Ms Eleni Kinfe Degaga graduated from AIMS in 2008, after which she joined the Physics Department at Syracuse University in New York and obtained her Master’s in Physics in 2011, and is now working towards her PhD. Besides completing the 51 credit hour course work requirement, passing the PhD qualifying examination, and working as a teaching assistant, she worked in experimental soft condensed matter and biophysics research group with Prof. Martin Forstner working on two interdisciplinary projects focusing on how cells respond to mechanical forces or external perturbations.
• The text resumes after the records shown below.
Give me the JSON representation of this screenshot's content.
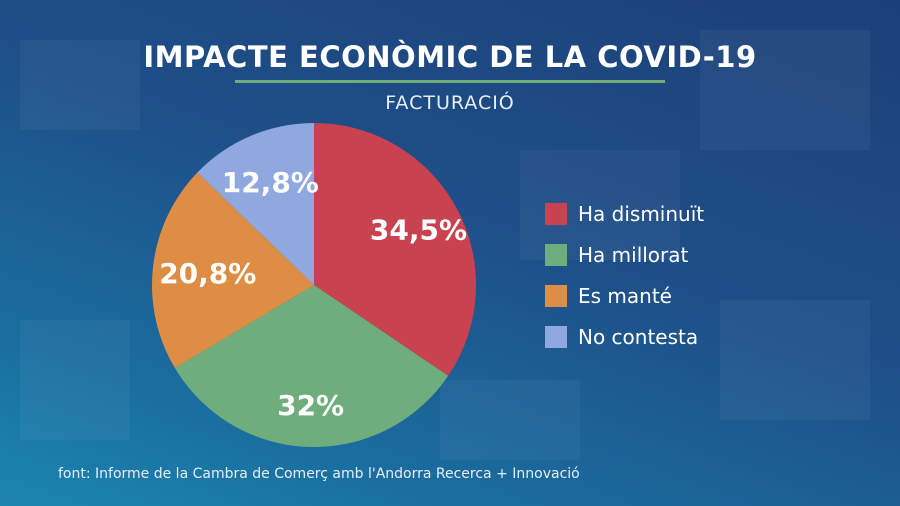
{
  "chart_data": {
    "type": "pie",
    "title": "IMPACTE ECONÒMIC DE LA COVID-19",
    "subtitle": "FACTURACIÓ",
    "legend_position": "right",
    "slices": [
      {
        "name": "Ha disminuït",
        "value": 34.5,
        "label": "34,5%",
        "color": "#c8424f"
      },
      {
        "name": "Ha millorat",
        "value": 32,
        "label": "32%",
        "color": "#6fae7c"
      },
      {
        "name": "Es manté",
        "value": 20.8,
        "label": "20,8%",
        "color": "#de8e44"
      },
      {
        "name": "No contesta",
        "value": 12.8,
        "label": "12,8%",
        "color": "#8fa8df"
      }
    ]
  },
  "source": "font: Informe de la Cambra de Comerç amb l'Andorra Recerca + Innovació"
}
“After AIMS I got to know the person I want to be”

She studied the change in the biochemical response of the spectrin-based membrane skeleton exposed to mechanical forces. Cells are exposed to mechanical forces in the form of stretch, shear stress, and hydrostatic pressure and they transduce this forces to physical as well as biochemical responses. The ability of cells to respond to changes in their physical environments is vital in the maintenance of physiological processes that affect the entire body.

Mechanotransduction modulates diverse functions such as ubiquitination, cell migration, protein synthesis, secretion, cell adhesion, apoptosis, proliferation, etc. As a result, most of the time defects in mechanotransduction through acquired environmental mutations results in various diseases. She says we have to contribute a lot towards the identification of major mechanical signal transducers and towards the investigation of their clear bio-mechanical properties inside cells.

At Syracuse University, Eleni was a Faculty for the Future Fellow from the Schlumberger Foundation. She is currently a Postdoctoral Research Fellow in the Physics Department at Georgetown University and is working on developing traction force and total internal reflection microscopy methods for the contribution to study the connection among growth cone mechanics, guidance and motility.